Still, she deals with the problem the best way she knows how: missing dates with Rhys, befriending locals and shouting at people at every given opportunity. Her Strepsils budget is probably the sole reason the show’s CGI is always so ropey.
While Gwen continues in her shouty rut we meet Nikki, whose son went missing at the start of the episode. She sets up a missing persons group (or rather a missing persons’ relatives group, otherwise she would have been rather light on numbers) and then it turns out that loads of people have left Cardiff.
Gwen, obviously unable to solve this mystery alone, gets a clue from Ianto. Actually, it wasn’t so much a clue so much as the precise solution to her problem in an envelope in GPS form to an island. Even then, the dozy mare needed a policeman to commandeer a boat. I don’t know why she needed Andy – perhaps just in case she felt like she needed to yell at someone.
It’s at this point that the plot is exposed as mental enough to suggest it had fallen through the rift, looked at a dark star and then gotten dropped off on an island in the Bristol Channel.
Jack’s hidden facility threw up more questions than it could possibly solve. How are people returned by the rift from wherever they’ve been flung? What precisely was Jonah doing for forty years? How many have died from wherever they’ve gone?
More pertinent to this particular plot, why was Jack keeping this a secret to himself? There’s no particular reason to keep the rest of the institute out of the loop about the institution. They could even do visits. Owen could run a weekly line dancing class. Tosh could do magic tricks. Jack and Ianto could let inmates walk in on them having vigorous sex and then act all smug about it.
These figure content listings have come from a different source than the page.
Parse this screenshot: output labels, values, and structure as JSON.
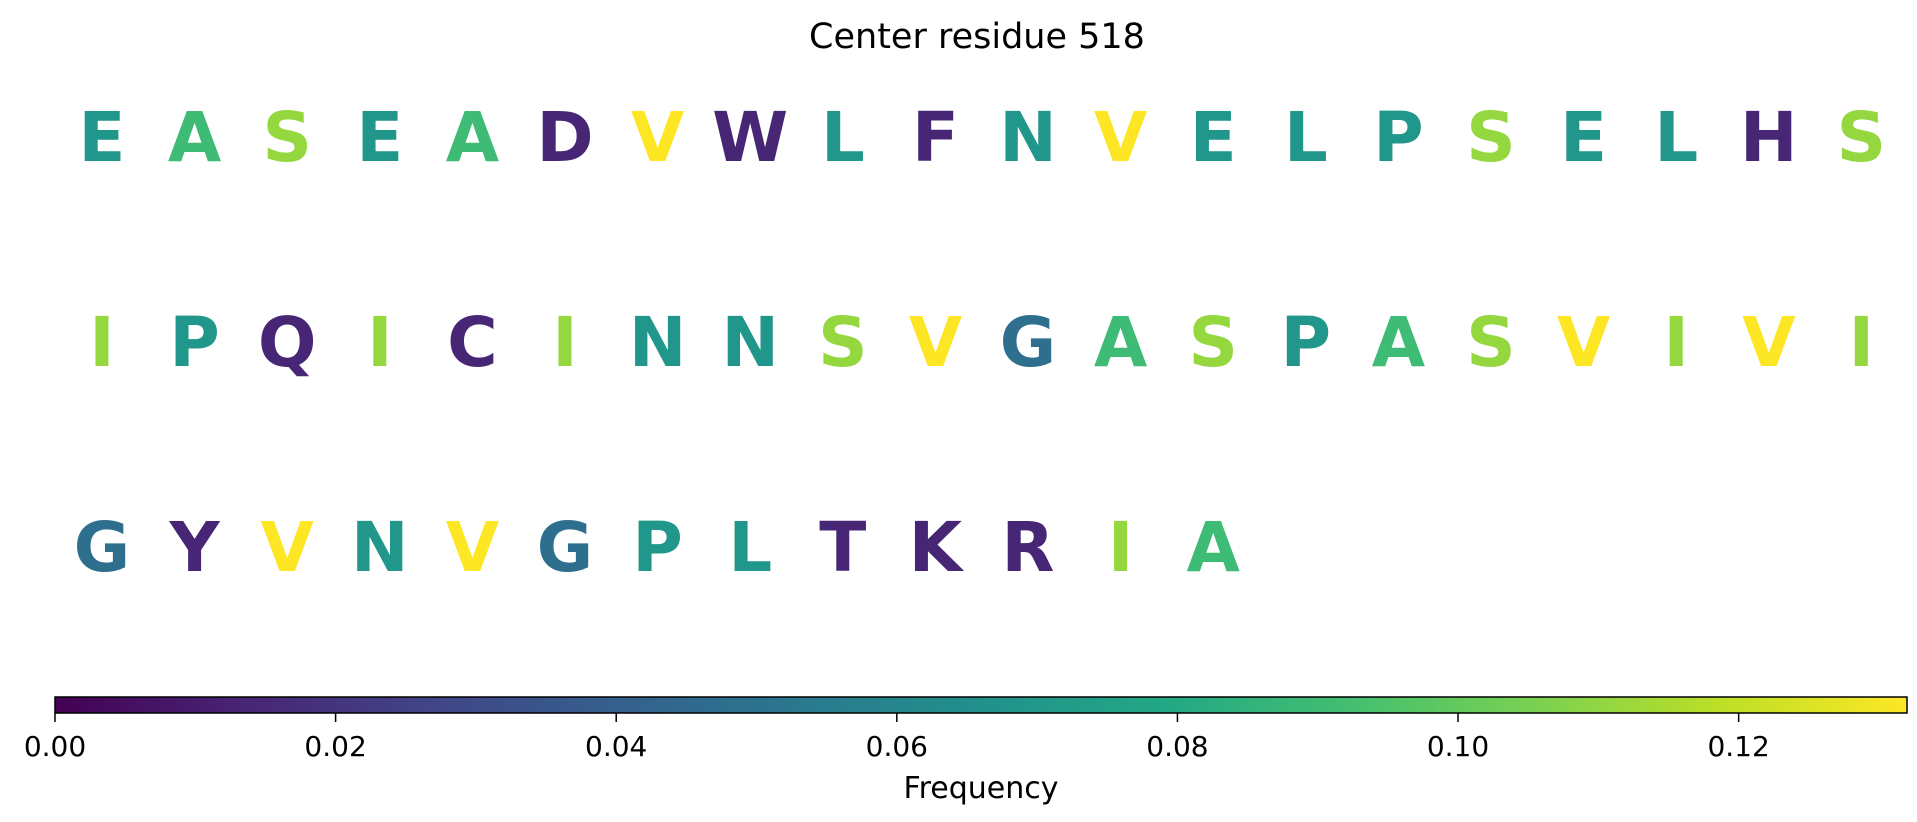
{
  "chart_data": {
    "type": "sequence-logo-heatmap",
    "title": "Center residue 518",
    "colorbar": {
      "label": "Frequency",
      "range": [
        0.0,
        0.132
      ],
      "ticks": [
        "0.00",
        "0.02",
        "0.04",
        "0.06",
        "0.08",
        "0.10",
        "0.12"
      ],
      "tick_values": [
        0.0,
        0.02,
        0.04,
        0.06,
        0.08,
        0.1,
        0.12
      ],
      "colormap": "viridis",
      "orientation": "horizontal"
    },
    "rows": [
      [
        {
          "residue": "E",
          "frequency": 0.069
        },
        {
          "residue": "A",
          "frequency": 0.09
        },
        {
          "residue": "S",
          "frequency": 0.111
        },
        {
          "residue": "E",
          "frequency": 0.069
        },
        {
          "residue": "A",
          "frequency": 0.09
        },
        {
          "residue": "D",
          "frequency": 0.014
        },
        {
          "residue": "V",
          "frequency": 0.132
        },
        {
          "residue": "W",
          "frequency": 0.014
        },
        {
          "residue": "L",
          "frequency": 0.069
        },
        {
          "residue": "F",
          "frequency": 0.014
        },
        {
          "residue": "N",
          "frequency": 0.069
        },
        {
          "residue": "V",
          "frequency": 0.132
        },
        {
          "residue": "E",
          "frequency": 0.069
        },
        {
          "residue": "L",
          "frequency": 0.069
        },
        {
          "residue": "P",
          "frequency": 0.069
        },
        {
          "residue": "S",
          "frequency": 0.111
        },
        {
          "residue": "E",
          "frequency": 0.069
        },
        {
          "residue": "L",
          "frequency": 0.069
        },
        {
          "residue": "H",
          "frequency": 0.014
        },
        {
          "residue": "S",
          "frequency": 0.111
        }
      ],
      [
        {
          "residue": "I",
          "frequency": 0.111
        },
        {
          "residue": "P",
          "frequency": 0.069
        },
        {
          "residue": "Q",
          "frequency": 0.014
        },
        {
          "residue": "I",
          "frequency": 0.111
        },
        {
          "residue": "C",
          "frequency": 0.014
        },
        {
          "residue": "I",
          "frequency": 0.111
        },
        {
          "residue": "N",
          "frequency": 0.069
        },
        {
          "residue": "N",
          "frequency": 0.069
        },
        {
          "residue": "S",
          "frequency": 0.111
        },
        {
          "residue": "V",
          "frequency": 0.132
        },
        {
          "residue": "G",
          "frequency": 0.048
        },
        {
          "residue": "A",
          "frequency": 0.09
        },
        {
          "residue": "S",
          "frequency": 0.111
        },
        {
          "residue": "P",
          "frequency": 0.069
        },
        {
          "residue": "A",
          "frequency": 0.09
        },
        {
          "residue": "S",
          "frequency": 0.111
        },
        {
          "residue": "V",
          "frequency": 0.132
        },
        {
          "residue": "I",
          "frequency": 0.111
        },
        {
          "residue": "V",
          "frequency": 0.132
        },
        {
          "residue": "I",
          "frequency": 0.111
        }
      ],
      [
        {
          "residue": "G",
          "frequency": 0.048
        },
        {
          "residue": "Y",
          "frequency": 0.014
        },
        {
          "residue": "V",
          "frequency": 0.132
        },
        {
          "residue": "N",
          "frequency": 0.069
        },
        {
          "residue": "V",
          "frequency": 0.132
        },
        {
          "residue": "G",
          "frequency": 0.048
        },
        {
          "residue": "P",
          "frequency": 0.069
        },
        {
          "residue": "L",
          "frequency": 0.069
        },
        {
          "residue": "T",
          "frequency": 0.014
        },
        {
          "residue": "K",
          "frequency": 0.014
        },
        {
          "residue": "R",
          "frequency": 0.014
        },
        {
          "residue": "I",
          "frequency": 0.111
        },
        {
          "residue": "A",
          "frequency": 0.09
        }
      ]
    ]
  }
}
Still, back to directions for the mental plot to go: having kept the facility a secret for so long made an inevitably awkward conclusion. Captain Jack is supposedly trying to protect the island from relatives of those who have returned for their own good, while Gwen is desperately trying to drag Nikki, Jonah’s mother, to see him. Did Jack not think to mention, ‘by the way Gwen, he screams for 20 hours of the day, you are going to cause both of them irreparable emotional damage?’ I’m all for characters being enigmatic – hell, half the plotlines rely on the cast discovering something from Jack’s past – but this is just ridiculous.
Now we’ve got the facility it could certainly prove a nice secondary location to the increasingly dull basement. I suspect it’ll only be a matter of time before one of the people that everyone assumes is somewhat unhinged turns out to be babbling a prophecy. Torchwood has had one original plot this season. We wouldn’t want anyone to strain themselves.